The modern view “is to see a kind of conspiracy on the part of Franklin Roosevelt to hide the fact that he had this disability from the public,” Woolner said.
But he added that the public was well aware of his polio. What the public didn’t know, he said, “was the extent of his disability.”
Political necessity required an image of strength and health while running for election as the country struggled with the Depression.
“If he were photographed looking helpless, people would not vote for him,” Ward said. “Pity was poison.”
The effort was aided by a complicit news media. While some photographs from Franklin’s first presidential campaign show aides snapping on his braces, that ended when he was elected, Ward said. He was an accessible president, holding 998 news conferences, but the press corps agreed not to photograph his struggle to walk.
Still, some images slipped through. Researchers turned up a clip of the president getting off a train in Bismarck, North Dakota, and an unused snippet from a newsreel when Franklin met Winston Churchill. The series was essentially completed when an eight-second clip surfaced showing him in braces, laboring to walk up a ramp at the 1937 Major League Baseball All-Star Game with the help of an aide.

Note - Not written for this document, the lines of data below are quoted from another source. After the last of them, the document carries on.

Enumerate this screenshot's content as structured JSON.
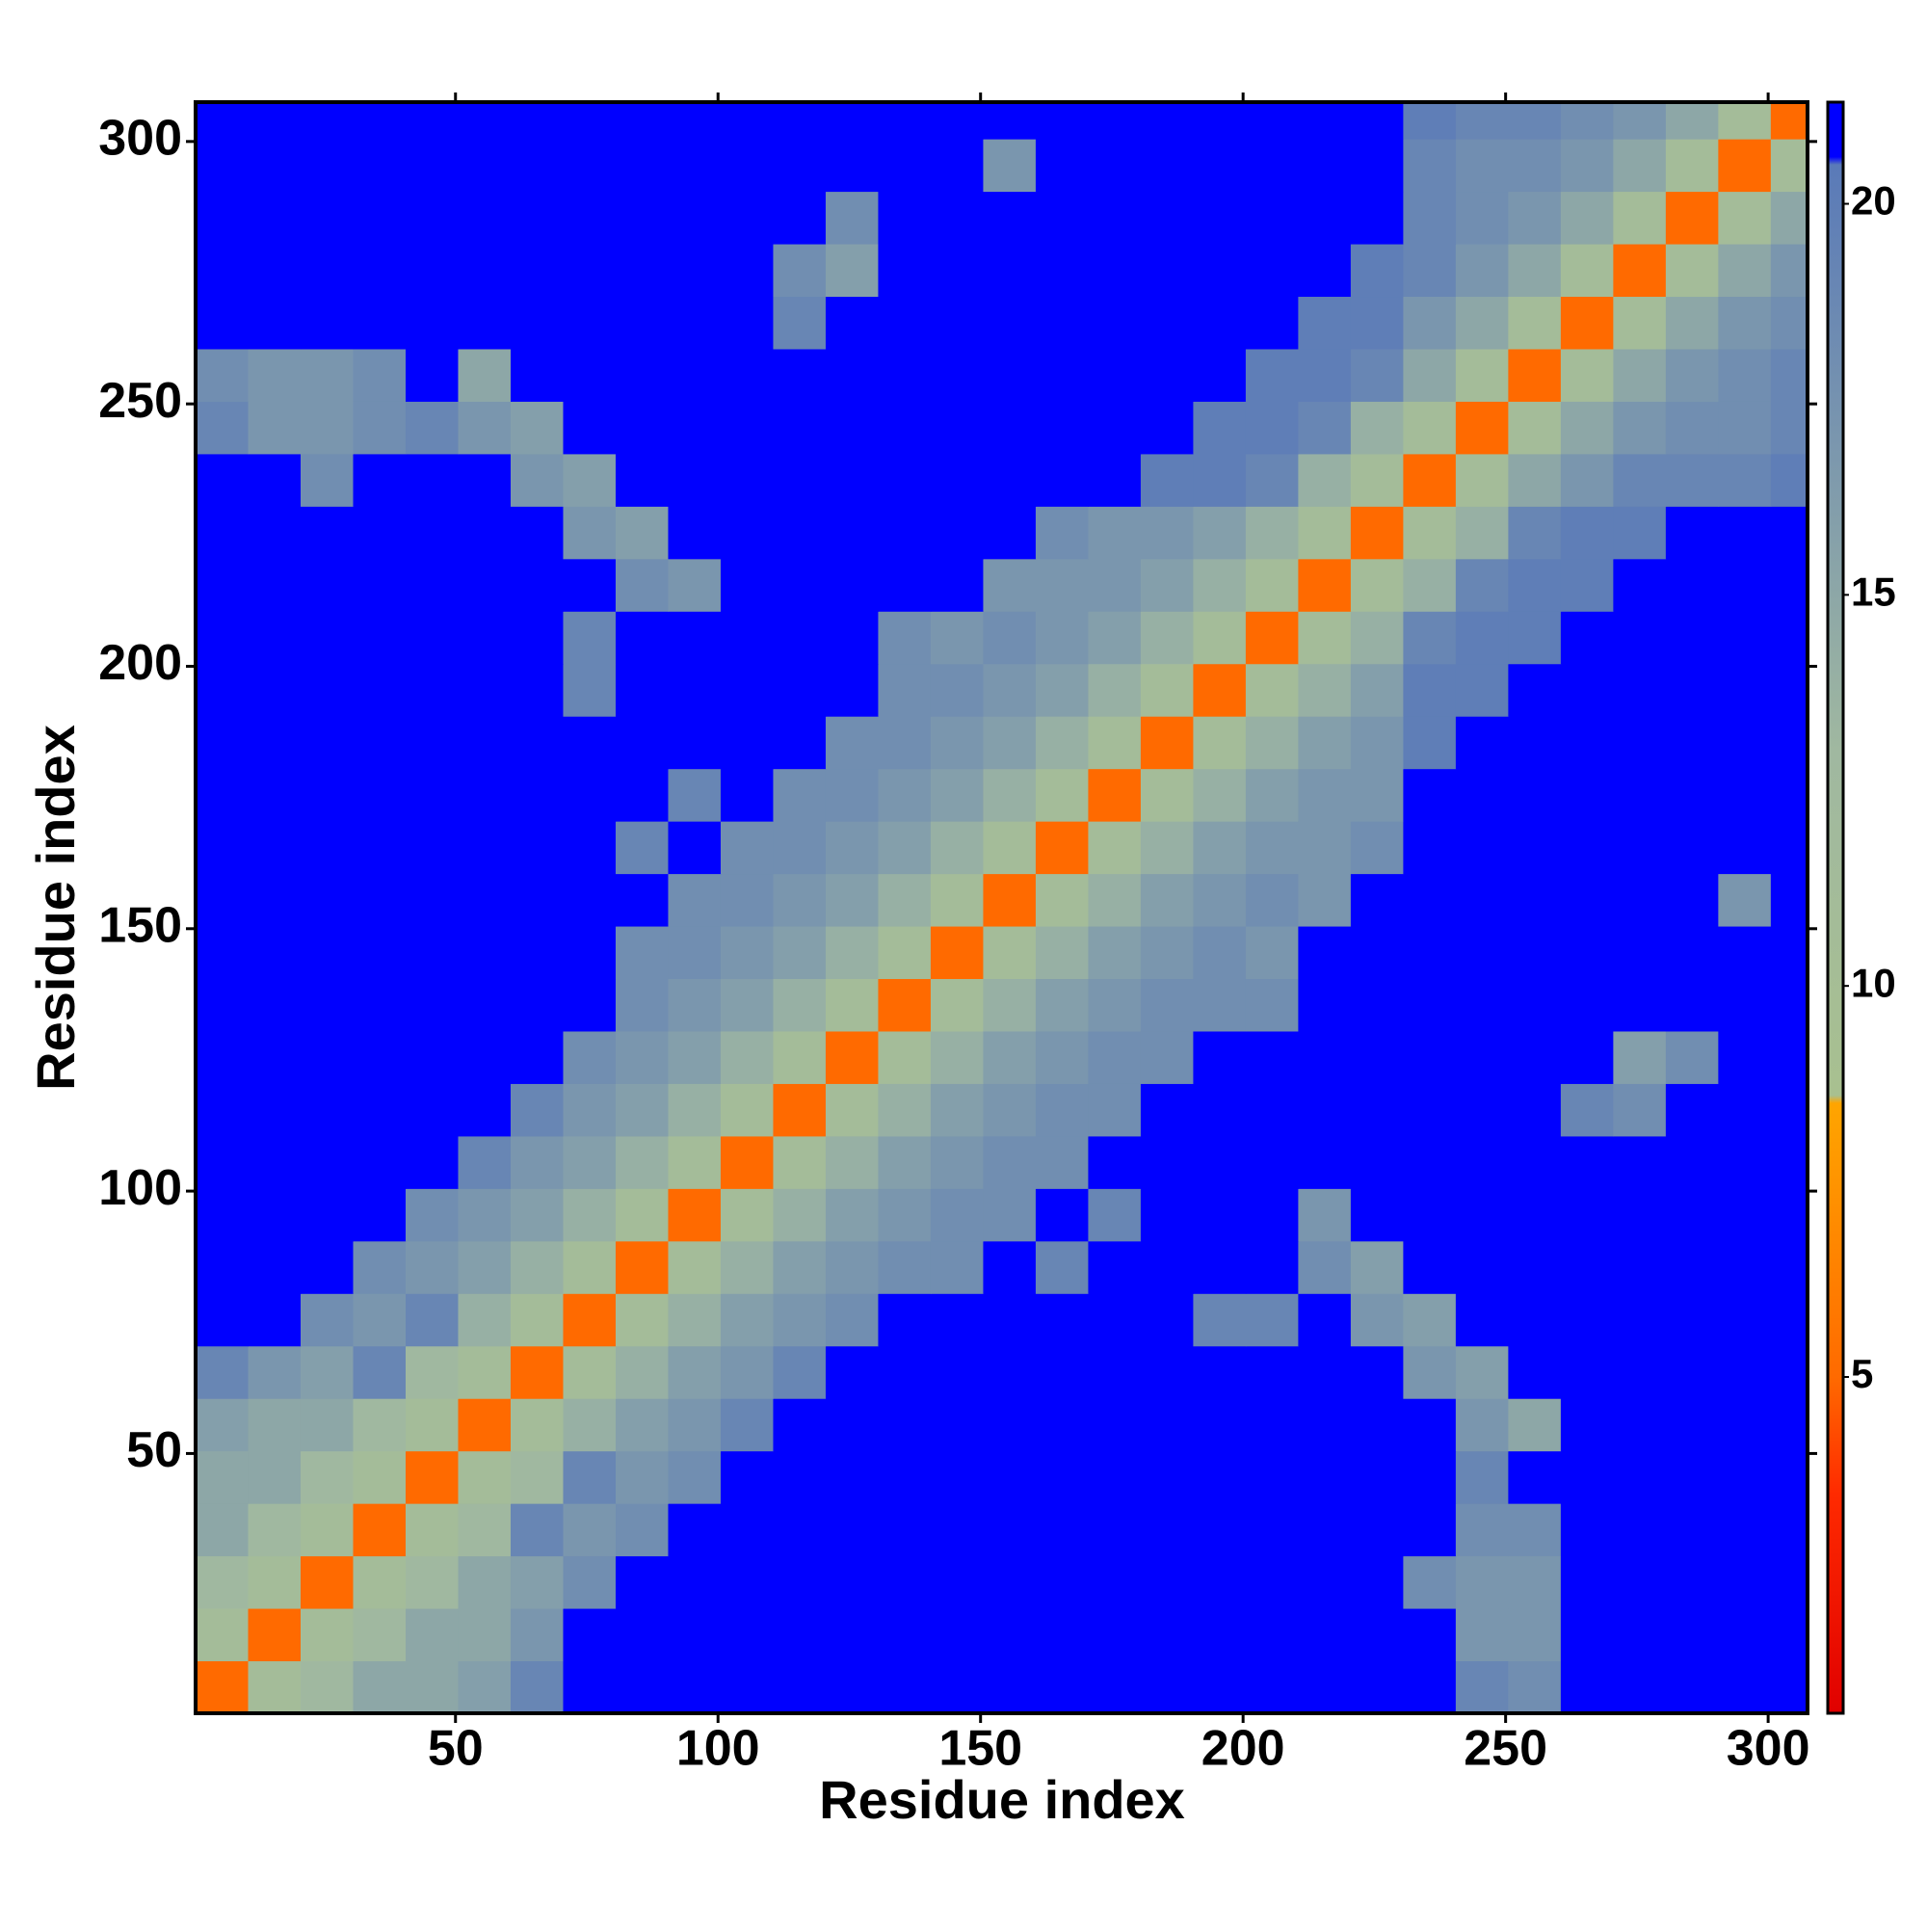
{
  "chart_data": {
    "type": "heatmap",
    "xlabel": "Residue index",
    "ylabel": "Residue index",
    "xlim": [
      0.5,
      307.5
    ],
    "ylim": [
      0.5,
      307.5
    ],
    "xticks": [
      50,
      100,
      150,
      200,
      250,
      300
    ],
    "yticks": [
      50,
      100,
      150,
      200,
      250,
      300
    ],
    "bins": [
      0.5,
      10.5,
      20.5,
      30.5,
      40.5,
      50.5,
      60.5,
      70.5,
      80.5,
      90.5,
      100.5,
      110.5,
      120.5,
      130.5,
      140.5,
      150.5,
      160.5,
      170.5,
      180.5,
      190.5,
      200.5,
      210.5,
      220.5,
      230.5,
      240.5,
      250.5,
      260.5,
      270.5,
      280.5,
      290.5,
      300.5,
      307.5
    ],
    "colorbar": {
      "lim": [
        0.7,
        21.3
      ],
      "ticks": [
        5,
        10,
        15,
        20
      ],
      "colorscale": [
        [
          0.7,
          "#e00000"
        ],
        [
          3.5,
          "#ff2a00"
        ],
        [
          5,
          "#ff6a00"
        ],
        [
          8.5,
          "#ffa500"
        ],
        [
          8.6,
          "#a8c090"
        ],
        [
          13,
          "#a0b8a0"
        ],
        [
          17,
          "#7a96ae"
        ],
        [
          20.5,
          "#5a7ab8"
        ],
        [
          20.6,
          "#0000ff"
        ],
        [
          21.3,
          "#0000ff"
        ]
      ]
    },
    "z": [
      [
        5,
        11,
        13,
        15,
        15,
        16,
        19,
        21,
        21,
        21,
        21,
        21,
        21,
        21,
        21,
        21,
        21,
        21,
        21,
        21,
        21,
        21,
        21,
        21,
        19,
        18,
        21,
        21,
        21,
        21,
        21
      ],
      [
        11,
        5,
        11,
        13,
        15,
        15,
        17,
        21,
        21,
        21,
        21,
        21,
        21,
        21,
        21,
        21,
        21,
        21,
        21,
        21,
        21,
        21,
        21,
        21,
        17,
        17,
        21,
        21,
        21,
        21,
        21
      ],
      [
        13,
        11,
        5,
        11,
        13,
        15,
        16,
        18,
        21,
        21,
        21,
        21,
        21,
        21,
        21,
        21,
        21,
        21,
        21,
        21,
        21,
        21,
        21,
        18,
        17,
        17,
        21,
        21,
        21,
        21,
        21
      ],
      [
        15,
        13,
        11,
        5,
        11,
        13,
        19,
        17,
        18,
        21,
        21,
        21,
        21,
        21,
        21,
        21,
        21,
        21,
        21,
        21,
        21,
        21,
        21,
        21,
        18,
        18,
        21,
        21,
        21,
        21,
        21
      ],
      [
        15,
        15,
        13,
        11,
        5,
        11,
        13,
        19,
        17,
        18,
        21,
        21,
        21,
        21,
        21,
        21,
        21,
        21,
        21,
        21,
        21,
        21,
        21,
        21,
        19,
        21,
        21,
        21,
        21,
        21,
        21
      ],
      [
        16,
        15,
        15,
        13,
        11,
        5,
        11,
        14,
        16,
        17,
        19,
        21,
        21,
        21,
        21,
        21,
        21,
        21,
        21,
        21,
        21,
        21,
        21,
        21,
        17,
        15,
        21,
        21,
        21,
        21,
        21
      ],
      [
        19,
        17,
        16,
        19,
        13,
        11,
        5,
        11,
        14,
        16,
        17,
        19,
        21,
        21,
        21,
        21,
        21,
        21,
        21,
        21,
        21,
        21,
        21,
        17,
        16,
        21,
        21,
        21,
        21,
        21,
        21
      ],
      [
        21,
        21,
        18,
        17,
        19,
        14,
        11,
        5,
        11,
        14,
        16,
        17,
        18,
        21,
        21,
        21,
        21,
        21,
        21,
        19,
        19,
        21,
        17,
        16,
        21,
        21,
        21,
        21,
        21,
        21,
        21
      ],
      [
        21,
        21,
        21,
        18,
        17,
        16,
        14,
        11,
        5,
        11,
        14,
        16,
        17,
        18,
        18,
        21,
        19,
        21,
        21,
        21,
        21,
        18,
        16,
        21,
        21,
        21,
        21,
        21,
        21,
        21,
        21
      ],
      [
        21,
        21,
        21,
        21,
        18,
        17,
        16,
        14,
        11,
        5,
        11,
        14,
        16,
        17,
        18,
        18,
        21,
        19,
        21,
        21,
        21,
        17,
        21,
        21,
        21,
        21,
        21,
        21,
        21,
        21,
        21
      ],
      [
        21,
        21,
        21,
        21,
        21,
        19,
        17,
        16,
        14,
        11,
        5,
        11,
        14,
        16,
        17,
        18,
        18,
        21,
        21,
        21,
        21,
        21,
        21,
        21,
        21,
        21,
        21,
        21,
        21,
        21,
        21
      ],
      [
        21,
        21,
        21,
        21,
        21,
        21,
        19,
        17,
        16,
        14,
        11,
        5,
        11,
        14,
        16,
        17,
        18,
        18,
        21,
        21,
        21,
        21,
        21,
        21,
        21,
        21,
        19,
        18,
        21,
        21,
        21
      ],
      [
        21,
        21,
        21,
        21,
        21,
        21,
        21,
        18,
        17,
        16,
        14,
        11,
        5,
        11,
        14,
        16,
        17,
        18,
        18,
        21,
        21,
        21,
        21,
        21,
        21,
        21,
        21,
        16,
        18,
        21,
        21
      ],
      [
        21,
        21,
        21,
        21,
        21,
        21,
        21,
        21,
        18,
        17,
        16,
        14,
        11,
        5,
        11,
        14,
        16,
        17,
        18,
        18,
        18,
        21,
        21,
        21,
        21,
        21,
        21,
        21,
        21,
        21,
        21
      ],
      [
        21,
        21,
        21,
        21,
        21,
        21,
        21,
        21,
        18,
        18,
        17,
        16,
        14,
        11,
        5,
        11,
        14,
        16,
        17,
        18,
        17,
        21,
        21,
        21,
        21,
        21,
        21,
        21,
        21,
        21,
        21
      ],
      [
        21,
        21,
        21,
        21,
        21,
        21,
        21,
        21,
        21,
        18,
        18,
        17,
        16,
        14,
        11,
        5,
        11,
        14,
        16,
        17,
        18,
        17,
        21,
        21,
        21,
        21,
        21,
        21,
        21,
        17,
        21
      ],
      [
        21,
        21,
        21,
        21,
        21,
        21,
        21,
        21,
        19,
        21,
        18,
        18,
        17,
        16,
        14,
        11,
        5,
        11,
        14,
        16,
        17,
        17,
        18,
        21,
        21,
        21,
        21,
        21,
        21,
        21,
        21
      ],
      [
        21,
        21,
        21,
        21,
        21,
        21,
        21,
        21,
        21,
        19,
        21,
        18,
        18,
        17,
        16,
        14,
        11,
        5,
        11,
        14,
        16,
        17,
        17,
        21,
        21,
        21,
        21,
        21,
        21,
        21,
        21
      ],
      [
        21,
        21,
        21,
        21,
        21,
        21,
        21,
        21,
        21,
        21,
        21,
        21,
        18,
        18,
        17,
        16,
        14,
        11,
        5,
        11,
        14,
        16,
        17,
        20,
        21,
        21,
        21,
        21,
        21,
        21,
        21
      ],
      [
        21,
        21,
        21,
        21,
        21,
        21,
        21,
        19,
        21,
        21,
        21,
        21,
        21,
        18,
        18,
        17,
        16,
        14,
        11,
        5,
        11,
        14,
        16,
        20,
        20,
        21,
        21,
        21,
        21,
        21,
        21
      ],
      [
        21,
        21,
        21,
        21,
        21,
        21,
        21,
        19,
        21,
        21,
        21,
        21,
        21,
        18,
        17,
        18,
        17,
        16,
        14,
        11,
        5,
        11,
        14,
        19,
        20,
        20,
        21,
        21,
        21,
        21,
        21
      ],
      [
        21,
        21,
        21,
        21,
        21,
        21,
        21,
        21,
        18,
        17,
        21,
        21,
        21,
        21,
        21,
        17,
        17,
        17,
        16,
        14,
        11,
        5,
        11,
        14,
        19,
        20,
        20,
        21,
        21,
        21,
        21
      ],
      [
        21,
        21,
        21,
        21,
        21,
        21,
        21,
        17,
        16,
        21,
        21,
        21,
        21,
        21,
        21,
        21,
        18,
        17,
        17,
        16,
        14,
        11,
        5,
        11,
        14,
        19,
        20,
        20,
        21,
        21,
        21
      ],
      [
        21,
        21,
        18,
        21,
        21,
        21,
        17,
        16,
        21,
        21,
        21,
        21,
        21,
        21,
        21,
        21,
        21,
        21,
        20,
        20,
        19,
        14,
        11,
        5,
        11,
        15,
        17,
        19,
        19,
        19,
        20
      ],
      [
        19,
        17,
        17,
        18,
        19,
        17,
        16,
        21,
        21,
        21,
        21,
        21,
        21,
        21,
        21,
        21,
        21,
        21,
        21,
        20,
        20,
        19,
        14,
        11,
        5,
        11,
        15,
        17,
        18,
        18,
        19
      ],
      [
        18,
        17,
        17,
        18,
        21,
        15,
        21,
        21,
        21,
        21,
        21,
        21,
        21,
        21,
        21,
        21,
        21,
        21,
        21,
        21,
        20,
        20,
        19,
        15,
        11,
        5,
        11,
        15,
        17,
        18,
        19
      ],
      [
        21,
        21,
        21,
        21,
        21,
        21,
        21,
        21,
        21,
        21,
        21,
        19,
        21,
        21,
        21,
        21,
        21,
        21,
        21,
        21,
        21,
        20,
        20,
        17,
        15,
        11,
        5,
        11,
        15,
        17,
        18
      ],
      [
        21,
        21,
        21,
        21,
        21,
        21,
        21,
        21,
        21,
        21,
        21,
        18,
        16,
        21,
        21,
        21,
        21,
        21,
        21,
        21,
        21,
        21,
        20,
        19,
        17,
        15,
        11,
        5,
        11,
        15,
        17
      ],
      [
        21,
        21,
        21,
        21,
        21,
        21,
        21,
        21,
        21,
        21,
        21,
        21,
        18,
        21,
        21,
        21,
        21,
        21,
        21,
        21,
        21,
        21,
        21,
        19,
        18,
        17,
        15,
        11,
        5,
        11,
        15
      ],
      [
        21,
        21,
        21,
        21,
        21,
        21,
        21,
        21,
        21,
        21,
        21,
        21,
        21,
        21,
        21,
        17,
        21,
        21,
        21,
        21,
        21,
        21,
        21,
        19,
        18,
        18,
        17,
        15,
        11,
        5,
        11
      ],
      [
        21,
        21,
        21,
        21,
        21,
        21,
        21,
        21,
        21,
        21,
        21,
        21,
        21,
        21,
        21,
        21,
        21,
        21,
        21,
        21,
        21,
        21,
        21,
        20,
        19,
        19,
        18,
        17,
        15,
        11,
        5
      ]
    ]
  }
}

The filmmakers re-edited to insert the home-movie footage, which had been donated to the Pennsylvania Historical and Museum Commission.
The gap between image and reality is of particular interest to Ward, who had polio when he was a child and wears braces. Through his long collaboration with Burns — he wrote “Jazz,” “Baseball” “The War” and “Prohibition,” and was a writer of “The Civil War” — Ward has never gone on camera. But in this series, he appears as an expert, and when discussing Franklin in the fourth episode — much of which is devoted to Roosevelt’s polio struggle — he becomes emotional.
“Part of getting to know Franklin Delano Roosevelt is empathy,” Burns said.
Ward, who wrote the biography, “A First-Class Temperament: The Emergence of Franklin Roosevelt,” and, with Burns, the companion book for the series, said he wants viewers to understand that “this man triumphed, even though he couldn’t walk,” leading the country through the Depression and World War II, the two greatest crises of the 20th century.
“Thank God” his image was manipulated, Ward said. “He was perfectly capable of being president.”